July 13, 2017 - 03:46 pm

Lawmakers and veterans are split on legislation that would allow sufferers of post traumatic stress disorder access to medical marijuana through the state Compassionate Care program as it sits on Gov. Andrew Cuomo’s desk waiting for his decision.

Both houses of the state legislature passed a bill this year that would allow the use of liquid or vapor marijuana to treat PTSD under its current law that allows such prescriptions for certain conditions.

“[The governor] has 10 days to sign it. It is on his desk,” said Robert Becker, executive director of the Veterans Council, a group that advocated for the passage of the bill. “Hopefully he is looking at it.”

Assemblyman Pete Lopez, R-102, said he believes the governor will sign the legislation into law.

“I think he will sign it. I don’t know why he wouldn’t,” Lopez said.

According to data collected by the RAND Corp., a think tank that does research on the U.S. military, 8,000 veterans from New York who served in Iraq and Afghanistan suffer from PTSD.

According to the same data, more than 750 servicemen and women from the Capital Region suffer from PTSD.

State Sen. George Amedore, R-46, opposes the bill. He could not be reached for comment.

New York finalized its medical marijuana program in 2014.

Lopez said he opposed the original medical marijuana legislation because it left people to find marijuana plants or other marijuana on their own.

“I wanted the same process as any other medication; doctors prescribe the drug and pharmacists distribute,” Lopez said. “Now we have a thoughtful and safe process for getting medical marijuana.”

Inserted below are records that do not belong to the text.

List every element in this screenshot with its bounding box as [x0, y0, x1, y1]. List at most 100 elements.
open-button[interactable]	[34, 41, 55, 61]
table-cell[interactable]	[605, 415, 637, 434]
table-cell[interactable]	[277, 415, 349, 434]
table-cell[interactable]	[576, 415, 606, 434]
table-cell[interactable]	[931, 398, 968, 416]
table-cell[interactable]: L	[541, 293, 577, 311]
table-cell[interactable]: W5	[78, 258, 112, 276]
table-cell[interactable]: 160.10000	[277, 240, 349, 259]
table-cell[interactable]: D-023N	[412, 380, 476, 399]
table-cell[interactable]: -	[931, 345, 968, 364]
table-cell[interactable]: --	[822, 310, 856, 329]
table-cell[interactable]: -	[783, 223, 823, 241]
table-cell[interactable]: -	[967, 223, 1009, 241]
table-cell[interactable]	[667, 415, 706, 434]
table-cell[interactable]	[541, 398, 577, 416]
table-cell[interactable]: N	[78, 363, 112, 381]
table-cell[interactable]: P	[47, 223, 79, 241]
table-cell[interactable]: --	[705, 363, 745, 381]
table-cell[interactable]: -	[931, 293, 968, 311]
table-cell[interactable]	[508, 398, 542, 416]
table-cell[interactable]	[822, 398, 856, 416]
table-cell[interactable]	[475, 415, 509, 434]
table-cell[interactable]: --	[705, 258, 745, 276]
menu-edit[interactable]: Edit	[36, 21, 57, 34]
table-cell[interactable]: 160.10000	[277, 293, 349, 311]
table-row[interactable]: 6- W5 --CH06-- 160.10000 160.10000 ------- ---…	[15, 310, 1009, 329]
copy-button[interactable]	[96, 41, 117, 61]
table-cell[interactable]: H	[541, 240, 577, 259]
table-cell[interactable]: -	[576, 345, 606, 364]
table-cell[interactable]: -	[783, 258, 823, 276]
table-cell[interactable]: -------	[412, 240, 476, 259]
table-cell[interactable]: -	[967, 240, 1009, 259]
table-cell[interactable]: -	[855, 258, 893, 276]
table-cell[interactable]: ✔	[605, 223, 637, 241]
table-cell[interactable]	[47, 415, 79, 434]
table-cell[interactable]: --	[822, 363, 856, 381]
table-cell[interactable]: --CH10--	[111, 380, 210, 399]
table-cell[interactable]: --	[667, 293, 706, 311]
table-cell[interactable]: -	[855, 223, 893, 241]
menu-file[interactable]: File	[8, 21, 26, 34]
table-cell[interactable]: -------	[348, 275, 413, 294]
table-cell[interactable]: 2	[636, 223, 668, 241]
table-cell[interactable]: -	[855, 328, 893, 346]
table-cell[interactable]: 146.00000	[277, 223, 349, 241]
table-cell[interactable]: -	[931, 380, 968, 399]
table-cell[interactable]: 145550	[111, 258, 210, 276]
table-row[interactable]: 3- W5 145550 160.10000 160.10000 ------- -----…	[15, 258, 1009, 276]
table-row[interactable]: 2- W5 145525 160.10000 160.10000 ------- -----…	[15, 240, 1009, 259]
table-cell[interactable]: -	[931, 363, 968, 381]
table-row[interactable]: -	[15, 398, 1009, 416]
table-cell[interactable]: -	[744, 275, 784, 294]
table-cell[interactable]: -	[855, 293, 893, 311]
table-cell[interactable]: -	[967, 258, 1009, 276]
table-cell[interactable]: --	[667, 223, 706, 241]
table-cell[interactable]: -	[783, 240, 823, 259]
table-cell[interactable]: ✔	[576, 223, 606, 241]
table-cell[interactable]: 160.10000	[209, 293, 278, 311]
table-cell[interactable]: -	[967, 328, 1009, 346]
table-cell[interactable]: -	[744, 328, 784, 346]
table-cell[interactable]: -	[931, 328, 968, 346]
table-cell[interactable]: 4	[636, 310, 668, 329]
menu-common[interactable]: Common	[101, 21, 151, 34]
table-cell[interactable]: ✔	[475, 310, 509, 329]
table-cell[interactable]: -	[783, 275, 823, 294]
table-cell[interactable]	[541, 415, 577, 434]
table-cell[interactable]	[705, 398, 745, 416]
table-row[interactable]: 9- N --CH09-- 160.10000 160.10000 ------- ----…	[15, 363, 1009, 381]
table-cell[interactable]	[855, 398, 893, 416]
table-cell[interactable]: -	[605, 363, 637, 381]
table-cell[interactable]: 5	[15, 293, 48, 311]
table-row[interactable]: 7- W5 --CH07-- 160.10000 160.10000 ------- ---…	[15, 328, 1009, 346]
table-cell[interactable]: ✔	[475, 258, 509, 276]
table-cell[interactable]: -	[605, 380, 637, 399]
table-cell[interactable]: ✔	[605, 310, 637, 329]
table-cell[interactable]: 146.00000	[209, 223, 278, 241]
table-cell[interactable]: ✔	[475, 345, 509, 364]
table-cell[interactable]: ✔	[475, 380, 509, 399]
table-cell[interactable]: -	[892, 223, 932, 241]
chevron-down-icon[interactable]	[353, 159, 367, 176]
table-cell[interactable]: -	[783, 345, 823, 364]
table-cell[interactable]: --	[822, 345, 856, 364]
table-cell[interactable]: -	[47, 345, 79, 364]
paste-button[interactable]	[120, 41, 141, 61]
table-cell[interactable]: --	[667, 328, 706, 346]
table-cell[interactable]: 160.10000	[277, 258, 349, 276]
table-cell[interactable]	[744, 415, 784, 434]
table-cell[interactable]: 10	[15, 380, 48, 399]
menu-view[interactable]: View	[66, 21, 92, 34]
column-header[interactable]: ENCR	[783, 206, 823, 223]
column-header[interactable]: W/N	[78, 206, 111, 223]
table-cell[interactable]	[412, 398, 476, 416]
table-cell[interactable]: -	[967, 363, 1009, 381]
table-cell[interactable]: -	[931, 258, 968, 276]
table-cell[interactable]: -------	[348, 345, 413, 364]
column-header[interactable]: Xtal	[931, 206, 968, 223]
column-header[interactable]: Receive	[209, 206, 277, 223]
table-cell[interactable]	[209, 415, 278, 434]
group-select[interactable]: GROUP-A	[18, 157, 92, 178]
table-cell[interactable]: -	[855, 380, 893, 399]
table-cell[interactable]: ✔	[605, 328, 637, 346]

A problem arises because the federal government still considers marijuana a schedule one controlled substance, ranking with heroin and LSD, and so prohibits Veterans Affairs clinics in states that allow medical marijuana use to prescribe the drug.

“I’m disappointed the federal government has not done the same thing we have done in New York,” Lopez said. “We have so many drugs that are worse that doctors can prescribe.”

The VA Hospital in Albany provides help to veterans suffering from PTSD.

Jennifer Audette, chief of social work at the Stratton VA Medical Center in Albany, said, “We have a program that veterans can connect with a mental health clinician on a tablet for treatment.”

Veterans can use their own tablets or iPads or the VA provides them with one, all after a psychological evaluation.

The House of Representatives is sitting on a bill that would require the secretary of Veteran Affairs to allow VA health care providers to offer recommendations and opinions to patients on participating in state medical marijuana programs.

“There are people suffering out there and it is our job to allow them to get relief,” Lopez said. “If we can help these people get relief in a humane and safe way, that is good for everyone.”